Die Verbindung zu Deiner DB stellst Du so her:
Option Explicit
Private WithEvents mCnn as ADODB.Connection
Private Sub CnnOpen(DBFileName as string, DBPwd ad String)
Set mCnn = New ADODB.Connection
' *** Connection öffnen
With mCnn
.Provider = "Microsoft.Jet.OLEDB.4.0"
.Properties("Data Source").Value = DBFileName
If Len(DBPwd) Then
.Properties("Jet OLEDB:Database Password").Value = DBPwd
End If
.CursorLocation = adUseClient
.Mode = adModeShareDenyNone
.Open
End With
End Sub
Jetzt kannst Du an die Sub CnnOpen jeden beliebigen Pfadnamen und ein
Datenbankkennwort für Deine *.mdb übergeben.
> ich habe ein Problem mit einer Datenbankanbindung.
> Folgender Code ist aus einem Beispiel, welches im
> Buch "Visual Basic 6" von M. Kofler abgebildet ist.
>
> Public Sub Form_Load()
>
> Dim oText1 As TextBox
> Dim oText2 As TextBox
>
> On Error GoTo OpenErr
>
> ' Verbindung zur Datenbank öffnen
> Set adoPrimaryRS1 = DataEnvironment1.rsCommand1
> adoPrimaryRS1.Open
> CursorType:=adOpenStatic, LockType:=adLockOptimistic
Ein Recordset öffnet man so:
Option Explicit
Private WithEvents mRS As ADODB.Recordset
Private Sub OpenRS(SQL as String)
Set mRS = New ADODB.Recordset
' *** Recordset öffnen
With mRS
Set .ActiveConnection = mCnn
.Source = SQL
.CursorLocation = adUseClient
.CursorType = adOpenStatic
.LockType = adLockOptimistic
.Open
End With
End Sub
>
> Set adoPrimaryRS2 = DataEnvironment1.rsCommand2
> adoPrimaryRS2.Open
> CursorType:=adOpenStatic, LockType:=adLockOptimistic
>
> If adoPrimaryRS1.State = 1 Then connectionOK = True
Das ist eigentlich unsinnig.
Recordset.State sagt nicht aus ob die Connection in Ordnung ist.

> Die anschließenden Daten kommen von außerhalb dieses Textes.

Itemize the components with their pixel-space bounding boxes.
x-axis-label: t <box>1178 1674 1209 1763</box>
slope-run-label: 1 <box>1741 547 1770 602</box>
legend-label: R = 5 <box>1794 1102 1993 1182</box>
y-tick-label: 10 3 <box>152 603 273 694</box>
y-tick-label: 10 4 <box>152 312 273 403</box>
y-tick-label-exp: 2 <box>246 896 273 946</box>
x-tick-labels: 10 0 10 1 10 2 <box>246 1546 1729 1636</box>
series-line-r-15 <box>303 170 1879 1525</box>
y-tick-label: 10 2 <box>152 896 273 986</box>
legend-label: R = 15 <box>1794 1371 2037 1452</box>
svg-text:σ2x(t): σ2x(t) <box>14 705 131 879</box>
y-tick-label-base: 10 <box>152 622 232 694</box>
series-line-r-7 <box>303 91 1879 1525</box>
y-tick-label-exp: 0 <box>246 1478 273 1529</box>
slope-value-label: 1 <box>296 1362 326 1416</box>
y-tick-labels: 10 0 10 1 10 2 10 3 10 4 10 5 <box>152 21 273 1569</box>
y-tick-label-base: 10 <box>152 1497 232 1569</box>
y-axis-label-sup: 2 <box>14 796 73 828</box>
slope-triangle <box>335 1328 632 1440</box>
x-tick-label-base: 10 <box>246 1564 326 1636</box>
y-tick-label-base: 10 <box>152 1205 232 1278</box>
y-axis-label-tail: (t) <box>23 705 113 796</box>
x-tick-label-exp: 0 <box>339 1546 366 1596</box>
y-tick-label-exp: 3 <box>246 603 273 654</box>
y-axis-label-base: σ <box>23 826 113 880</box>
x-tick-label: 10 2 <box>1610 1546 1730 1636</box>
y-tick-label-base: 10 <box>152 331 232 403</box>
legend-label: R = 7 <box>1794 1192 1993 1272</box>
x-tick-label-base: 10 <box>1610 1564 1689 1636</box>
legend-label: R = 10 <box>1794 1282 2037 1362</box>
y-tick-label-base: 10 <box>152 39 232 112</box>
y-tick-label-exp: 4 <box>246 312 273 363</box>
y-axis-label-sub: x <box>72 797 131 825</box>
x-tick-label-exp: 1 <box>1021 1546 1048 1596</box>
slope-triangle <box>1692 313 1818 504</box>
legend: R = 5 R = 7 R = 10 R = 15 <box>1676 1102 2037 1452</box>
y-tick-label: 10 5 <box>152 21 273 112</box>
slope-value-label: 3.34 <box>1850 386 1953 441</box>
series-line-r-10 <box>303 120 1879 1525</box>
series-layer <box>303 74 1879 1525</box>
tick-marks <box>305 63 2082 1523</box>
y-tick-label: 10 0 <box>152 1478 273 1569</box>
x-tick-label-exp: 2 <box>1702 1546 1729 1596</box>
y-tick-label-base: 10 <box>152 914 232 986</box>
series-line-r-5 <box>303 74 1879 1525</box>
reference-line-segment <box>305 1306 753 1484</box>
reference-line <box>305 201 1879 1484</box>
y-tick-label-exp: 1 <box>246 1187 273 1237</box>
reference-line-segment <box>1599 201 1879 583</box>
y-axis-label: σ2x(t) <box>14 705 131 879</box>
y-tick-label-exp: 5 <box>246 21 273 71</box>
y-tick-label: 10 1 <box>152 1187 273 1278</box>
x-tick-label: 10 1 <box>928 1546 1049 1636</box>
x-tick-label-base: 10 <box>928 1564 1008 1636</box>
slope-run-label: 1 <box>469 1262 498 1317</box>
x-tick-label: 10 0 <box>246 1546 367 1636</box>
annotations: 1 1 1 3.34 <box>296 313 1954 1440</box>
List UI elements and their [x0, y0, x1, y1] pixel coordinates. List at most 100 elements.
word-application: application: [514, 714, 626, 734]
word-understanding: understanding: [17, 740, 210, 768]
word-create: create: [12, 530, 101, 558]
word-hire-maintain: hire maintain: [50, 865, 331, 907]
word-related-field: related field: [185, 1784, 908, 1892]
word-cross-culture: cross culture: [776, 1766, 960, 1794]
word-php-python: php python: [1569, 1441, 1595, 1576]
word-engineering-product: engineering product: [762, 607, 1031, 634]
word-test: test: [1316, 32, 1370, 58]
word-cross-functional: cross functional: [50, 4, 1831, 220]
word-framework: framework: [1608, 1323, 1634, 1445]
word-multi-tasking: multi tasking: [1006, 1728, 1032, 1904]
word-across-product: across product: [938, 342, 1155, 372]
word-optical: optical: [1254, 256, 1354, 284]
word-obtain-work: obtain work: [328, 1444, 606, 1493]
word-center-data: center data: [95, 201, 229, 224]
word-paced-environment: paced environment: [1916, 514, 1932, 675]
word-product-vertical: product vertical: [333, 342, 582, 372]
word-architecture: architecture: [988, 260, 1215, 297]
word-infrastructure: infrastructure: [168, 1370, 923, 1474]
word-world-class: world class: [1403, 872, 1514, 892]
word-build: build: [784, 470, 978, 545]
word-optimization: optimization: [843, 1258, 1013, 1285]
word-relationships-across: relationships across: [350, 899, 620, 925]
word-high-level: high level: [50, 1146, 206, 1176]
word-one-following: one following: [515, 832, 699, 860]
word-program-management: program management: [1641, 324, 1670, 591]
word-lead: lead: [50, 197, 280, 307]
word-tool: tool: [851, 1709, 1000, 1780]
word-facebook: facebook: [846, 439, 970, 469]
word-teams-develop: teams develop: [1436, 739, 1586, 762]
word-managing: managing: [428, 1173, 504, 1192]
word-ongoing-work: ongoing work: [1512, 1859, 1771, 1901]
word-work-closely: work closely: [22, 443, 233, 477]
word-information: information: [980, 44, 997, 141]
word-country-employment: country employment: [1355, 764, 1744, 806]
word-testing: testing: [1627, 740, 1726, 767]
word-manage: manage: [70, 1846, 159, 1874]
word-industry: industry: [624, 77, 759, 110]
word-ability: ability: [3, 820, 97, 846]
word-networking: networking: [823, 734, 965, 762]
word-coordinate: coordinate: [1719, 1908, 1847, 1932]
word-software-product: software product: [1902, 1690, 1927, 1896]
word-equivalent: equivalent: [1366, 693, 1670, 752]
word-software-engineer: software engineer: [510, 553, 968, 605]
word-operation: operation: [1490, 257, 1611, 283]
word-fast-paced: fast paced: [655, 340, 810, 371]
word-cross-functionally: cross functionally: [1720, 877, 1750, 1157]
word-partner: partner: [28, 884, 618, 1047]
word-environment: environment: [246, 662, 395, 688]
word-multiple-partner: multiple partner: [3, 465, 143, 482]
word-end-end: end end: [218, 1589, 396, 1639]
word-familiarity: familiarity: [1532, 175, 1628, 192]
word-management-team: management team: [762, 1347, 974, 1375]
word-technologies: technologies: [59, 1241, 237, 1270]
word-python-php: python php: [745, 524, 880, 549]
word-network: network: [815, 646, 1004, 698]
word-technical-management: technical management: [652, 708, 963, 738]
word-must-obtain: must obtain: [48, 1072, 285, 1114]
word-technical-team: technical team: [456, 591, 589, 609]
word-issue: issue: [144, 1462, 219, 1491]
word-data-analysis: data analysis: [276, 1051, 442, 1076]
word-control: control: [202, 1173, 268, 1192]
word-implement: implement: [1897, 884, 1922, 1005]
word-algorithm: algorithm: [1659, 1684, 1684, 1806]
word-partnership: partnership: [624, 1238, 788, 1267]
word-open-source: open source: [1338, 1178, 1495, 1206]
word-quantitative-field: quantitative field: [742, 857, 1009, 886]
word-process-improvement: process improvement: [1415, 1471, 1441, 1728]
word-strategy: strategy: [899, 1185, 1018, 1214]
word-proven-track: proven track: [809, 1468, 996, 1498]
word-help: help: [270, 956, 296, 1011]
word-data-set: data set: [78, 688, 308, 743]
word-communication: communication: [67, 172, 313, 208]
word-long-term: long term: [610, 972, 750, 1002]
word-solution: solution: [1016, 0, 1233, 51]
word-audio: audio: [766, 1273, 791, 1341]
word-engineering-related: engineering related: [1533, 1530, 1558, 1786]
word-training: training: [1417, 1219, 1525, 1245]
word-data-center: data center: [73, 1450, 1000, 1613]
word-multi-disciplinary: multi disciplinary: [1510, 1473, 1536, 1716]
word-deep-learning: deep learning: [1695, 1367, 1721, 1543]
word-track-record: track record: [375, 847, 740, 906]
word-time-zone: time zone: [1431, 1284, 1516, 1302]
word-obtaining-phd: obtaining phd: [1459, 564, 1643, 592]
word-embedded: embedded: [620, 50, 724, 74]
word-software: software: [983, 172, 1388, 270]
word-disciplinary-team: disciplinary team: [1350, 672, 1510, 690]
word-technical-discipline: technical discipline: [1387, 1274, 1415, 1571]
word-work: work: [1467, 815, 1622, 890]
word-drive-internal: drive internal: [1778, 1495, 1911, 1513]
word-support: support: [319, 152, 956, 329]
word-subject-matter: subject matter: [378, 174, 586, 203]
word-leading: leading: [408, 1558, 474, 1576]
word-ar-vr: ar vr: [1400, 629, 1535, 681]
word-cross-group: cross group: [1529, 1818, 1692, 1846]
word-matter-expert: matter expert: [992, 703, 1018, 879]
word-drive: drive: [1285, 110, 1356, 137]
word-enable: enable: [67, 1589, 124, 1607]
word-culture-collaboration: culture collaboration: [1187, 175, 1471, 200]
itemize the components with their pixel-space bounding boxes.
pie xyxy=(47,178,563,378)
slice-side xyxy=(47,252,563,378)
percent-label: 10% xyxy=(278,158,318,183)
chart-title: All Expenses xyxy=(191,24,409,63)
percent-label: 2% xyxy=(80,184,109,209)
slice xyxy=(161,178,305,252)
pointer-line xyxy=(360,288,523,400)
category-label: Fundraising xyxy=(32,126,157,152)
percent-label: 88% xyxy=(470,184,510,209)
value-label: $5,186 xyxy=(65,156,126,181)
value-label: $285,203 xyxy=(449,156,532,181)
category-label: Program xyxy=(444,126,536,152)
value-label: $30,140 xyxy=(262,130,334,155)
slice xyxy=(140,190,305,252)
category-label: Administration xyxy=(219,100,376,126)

Man kann ein Recordset öffnen, es dann per
Set RS.ActiveConnection = Nothing
vom Connectionobjekt trennen und dann die Connection schliessen
Cnn.Close
RS.State hat jetzt immer noch den Wert adStateOpen (1), obwohl die
Connection keineswegs mehr geöffnet ist.
So überprüfst Du, ob Dein Recordset existier, geöffnet ist und auf einem
gültigen Datensatz steht:
Select case True
case mRS is Nothing
case (mRS.State and adStateOpen) = adStateOpen
case mRS.BOF or mRS.EOF
case else
' Juchhuuuu... das Recordset existiert, _
ist geöffnet und _
steht auf einem gültigen Datensatz
End Select
>
> ' Textfelder an Datenprovider binden
> For Each oText1 In Me.txtFields1
> Set oText1.DataSource = adoPrimaryRS1
> Next
> For Each oText2 In Me.txtFields2
> Set oText2.DataSource = adoPrimaryRS2
> Next
Wenn Du ein vernünftig und vor allem stabil laufendes Datenbankprogramm
haben willst, dann verzichte auf gebundene Controls. Damit verlierst
weitgehend die Kontrolle über die Abläufe bei Deinen ADO-Objekten und gerade
bei einem Mehrbenutzerbetrieb wird eine vernünftige Fehler- und
Konfliktbehandlung nahezu unmöglich.
>
> Exit Sub
>
> OpenErr:
> MsgBox Err.Description
Um bei DB-Fehlern die eigentlich Fehlerursache zu erkennen musst Du in den
meisten Fällen nicht nur das VB-Err-Objekt sondern die
ADODB.Connection.Errors-Auflistung untersuchen. Erst darin findest Du meist
die wirklichen, detaillierten Fehlerinformationen.
>
> End Sub
>
> "DataEnvironment1.rsCommand1" und "-2" ist die Verbindung
> zu einer bestehenden .mdb-Datenbank.
Ein Command ist keine Verbindung zu einer DB.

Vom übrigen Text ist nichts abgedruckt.